Cobain hatte das Pech, zwanzig Jahre nach Woodstock in einer Welt berühmt zu werden, die ohne die Deutungshoheit einer Jugend- und Protestkultur auskommen musste. Ende der 1980er Jahre gab es kein akutes Vietnam-Trauma mehr, sondern nur noch die Unwägbarkeiten eines sterbenden Ost-West-Konflikts. Was lohnte es sich da, die Werte der Eltern, die selbst Ex-Hippies waren, infrage zu stellen? Mit anderen Worten: Wogegen noch rebellieren, wenn schon gegen alles rebelliert wurde? Langeweile machte sich breit und äußere Kriege wurden zu inneren.

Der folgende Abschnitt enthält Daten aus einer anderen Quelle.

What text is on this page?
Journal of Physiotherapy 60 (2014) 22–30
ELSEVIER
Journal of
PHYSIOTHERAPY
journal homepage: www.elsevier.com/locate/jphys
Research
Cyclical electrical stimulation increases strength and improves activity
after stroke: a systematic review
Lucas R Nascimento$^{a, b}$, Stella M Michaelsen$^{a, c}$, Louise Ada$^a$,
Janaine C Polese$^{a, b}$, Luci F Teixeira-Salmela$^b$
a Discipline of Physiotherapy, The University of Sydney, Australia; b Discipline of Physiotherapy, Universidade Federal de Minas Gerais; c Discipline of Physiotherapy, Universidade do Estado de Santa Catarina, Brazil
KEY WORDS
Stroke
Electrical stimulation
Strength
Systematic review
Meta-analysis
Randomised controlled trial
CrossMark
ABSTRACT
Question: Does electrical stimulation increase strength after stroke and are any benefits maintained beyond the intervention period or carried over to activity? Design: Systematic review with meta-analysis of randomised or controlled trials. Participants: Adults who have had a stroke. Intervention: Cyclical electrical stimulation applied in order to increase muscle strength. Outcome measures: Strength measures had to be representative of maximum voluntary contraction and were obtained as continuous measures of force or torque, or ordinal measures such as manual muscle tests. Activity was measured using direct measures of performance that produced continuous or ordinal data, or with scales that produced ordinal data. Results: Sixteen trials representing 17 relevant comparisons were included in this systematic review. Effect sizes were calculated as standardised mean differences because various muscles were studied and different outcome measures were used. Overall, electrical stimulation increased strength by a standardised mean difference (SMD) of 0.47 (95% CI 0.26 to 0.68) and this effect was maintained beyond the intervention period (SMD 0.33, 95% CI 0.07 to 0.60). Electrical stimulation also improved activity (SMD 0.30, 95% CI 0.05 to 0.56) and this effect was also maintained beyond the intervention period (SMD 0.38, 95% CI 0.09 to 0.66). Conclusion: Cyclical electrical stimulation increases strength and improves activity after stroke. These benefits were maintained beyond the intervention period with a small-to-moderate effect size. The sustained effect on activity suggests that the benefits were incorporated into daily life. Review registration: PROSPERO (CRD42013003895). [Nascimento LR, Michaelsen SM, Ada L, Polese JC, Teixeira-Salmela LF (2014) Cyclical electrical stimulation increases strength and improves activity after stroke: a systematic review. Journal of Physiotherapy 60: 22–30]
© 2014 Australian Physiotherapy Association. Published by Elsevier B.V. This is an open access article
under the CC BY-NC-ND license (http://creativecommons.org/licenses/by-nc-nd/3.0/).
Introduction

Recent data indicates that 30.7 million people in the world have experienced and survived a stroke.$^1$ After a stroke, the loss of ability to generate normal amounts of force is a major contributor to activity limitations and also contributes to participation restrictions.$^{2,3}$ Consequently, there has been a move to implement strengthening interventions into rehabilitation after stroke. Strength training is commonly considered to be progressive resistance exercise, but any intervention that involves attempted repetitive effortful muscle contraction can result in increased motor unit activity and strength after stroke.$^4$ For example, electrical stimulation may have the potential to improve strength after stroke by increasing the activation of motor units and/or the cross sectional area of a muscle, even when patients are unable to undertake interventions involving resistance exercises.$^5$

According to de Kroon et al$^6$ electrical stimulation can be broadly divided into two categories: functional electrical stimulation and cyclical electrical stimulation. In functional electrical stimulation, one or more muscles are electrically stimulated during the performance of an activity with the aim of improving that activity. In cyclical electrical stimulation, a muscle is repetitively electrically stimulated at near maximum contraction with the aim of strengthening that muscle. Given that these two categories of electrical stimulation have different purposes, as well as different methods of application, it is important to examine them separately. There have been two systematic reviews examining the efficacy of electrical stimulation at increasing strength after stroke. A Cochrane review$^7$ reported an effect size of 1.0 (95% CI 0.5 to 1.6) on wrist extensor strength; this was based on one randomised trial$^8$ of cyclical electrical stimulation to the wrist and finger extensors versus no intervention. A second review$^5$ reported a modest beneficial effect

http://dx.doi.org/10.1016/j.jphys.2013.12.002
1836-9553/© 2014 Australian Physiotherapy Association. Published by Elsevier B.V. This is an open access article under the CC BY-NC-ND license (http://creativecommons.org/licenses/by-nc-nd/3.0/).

Niemand fasste dieses unerträgliche Gefühl des Stillstandes und der Untätigkeit in (rock-) musikalisch bessere Worte als Cobain: Die Wut auf alle anderen war immer nur Ausdruck der Wut auf sich selber – um nicht zu sagen Selbsthass. Dabei gelang ihm gerade auf dem letzten Nirvana-Album "In Utero" der ultimative Abgesang auf die Popkultur. Songs wie "Serve the servants", "Pennyroyal tea" oder "Rape me" sind grunge-gewordene Hasstiraden gegen einen gesellschaftspolitischen Zustand, in dem Bewegungen wie die 68er in Amerika und Europa gar nicht mehr möglich waren – weil auch abwegigste Ideen der Jugend umgehend von der Industrie vereinnahmt wurden. Keine Parole, kein Banner, kein Ideal, das nicht innerhalb weniger Wochen auf ein T-Shirt gedruckt im Supermarkt erhältlich war.

Keine Antworten

Insofern verwundert es kaum, dass der dezidierte Beatles-Fan Cobain auf das Mantra "All You Need Is Love" keine weiterführenden Antworten geben konnte. Am Ende blieb ihm nur die bittere rhetorische Frage: "What else could I say?".

John Lennon, den Cobain bewunderte und nicht selten dessen ironisch-surrealistische Songtext-Fragmente genial kopierte, sang einst "Happiness is a warm gun". Am 5. April 1994 spritzt sich Kurt Cobain eine Überdosis Heroin in die Venen, nimmt den Lauf seiner Browning Auto-5-Selbstladeflinte in den Mund und drückt den Abzug.